Some organizations are experimenting with structured model tournaments, expert panels, and competitive modeling platforms that simulate this effect—giving leaders access to the wisdom of many, rather than relying on the insights of a single team.
Now imagine this:
You’re about to pitch the model’s results to the board. Everything’s riding on it—budgets, timelines, strategic bets. And someone asks, “How do we know this is the best we could have done?”
That’s not a moment to second-guess your process. It’s a moment to be ready.
Here are a few ways you can start building that confidence:
- Run internal competitions. Have 2–3 team members independently develop solutions to the same problem, then compare results.
- Invite external reviewers. Before finalizing an analysis, get outside perspectives—especially when the stakes are high.
- Use structured debate. Ask your team to generate multiple hypotheses or approaches, then debate them anonymously before converging.

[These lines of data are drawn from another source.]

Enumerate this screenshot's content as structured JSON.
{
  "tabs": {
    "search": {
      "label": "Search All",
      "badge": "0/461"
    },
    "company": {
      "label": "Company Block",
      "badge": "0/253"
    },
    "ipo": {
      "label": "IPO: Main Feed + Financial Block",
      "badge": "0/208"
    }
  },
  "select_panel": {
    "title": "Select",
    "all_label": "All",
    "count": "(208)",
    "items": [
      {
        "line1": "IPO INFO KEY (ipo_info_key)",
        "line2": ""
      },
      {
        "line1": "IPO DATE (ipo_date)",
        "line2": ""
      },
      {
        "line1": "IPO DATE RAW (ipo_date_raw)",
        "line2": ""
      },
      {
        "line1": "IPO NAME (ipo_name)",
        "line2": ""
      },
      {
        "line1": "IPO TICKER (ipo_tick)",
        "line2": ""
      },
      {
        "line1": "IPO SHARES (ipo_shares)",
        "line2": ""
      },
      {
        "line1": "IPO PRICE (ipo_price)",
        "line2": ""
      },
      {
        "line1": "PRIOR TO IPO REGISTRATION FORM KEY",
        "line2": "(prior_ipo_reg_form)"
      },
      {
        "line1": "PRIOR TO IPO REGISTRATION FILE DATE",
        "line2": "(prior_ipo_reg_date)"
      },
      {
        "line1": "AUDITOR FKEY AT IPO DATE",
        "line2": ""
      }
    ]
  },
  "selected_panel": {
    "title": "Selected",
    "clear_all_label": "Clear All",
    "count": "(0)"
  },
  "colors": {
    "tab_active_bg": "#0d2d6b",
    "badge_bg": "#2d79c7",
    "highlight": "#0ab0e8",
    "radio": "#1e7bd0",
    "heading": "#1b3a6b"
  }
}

Some companies even go further, using crowdsourcing platforms to access global pools of expert data scientists and analysts. (At Humyn.ai, the company I helped start, we’ve seen teams run open challenges that attract hundreds of expert submissions per project.) But whether or not you use tools like that, the takeaway is clear:
You don’t need to guess how many jellybeans are in the jar alone.
When it comes to building better AI solutions, more brains—used wisely—can mean better answers, more confidence, and fewer missed opportunities.
As the applause rises and you accept the award, you feel it—not just pride, but peace of mind. You didn’t settle for one answer. You sought the best one.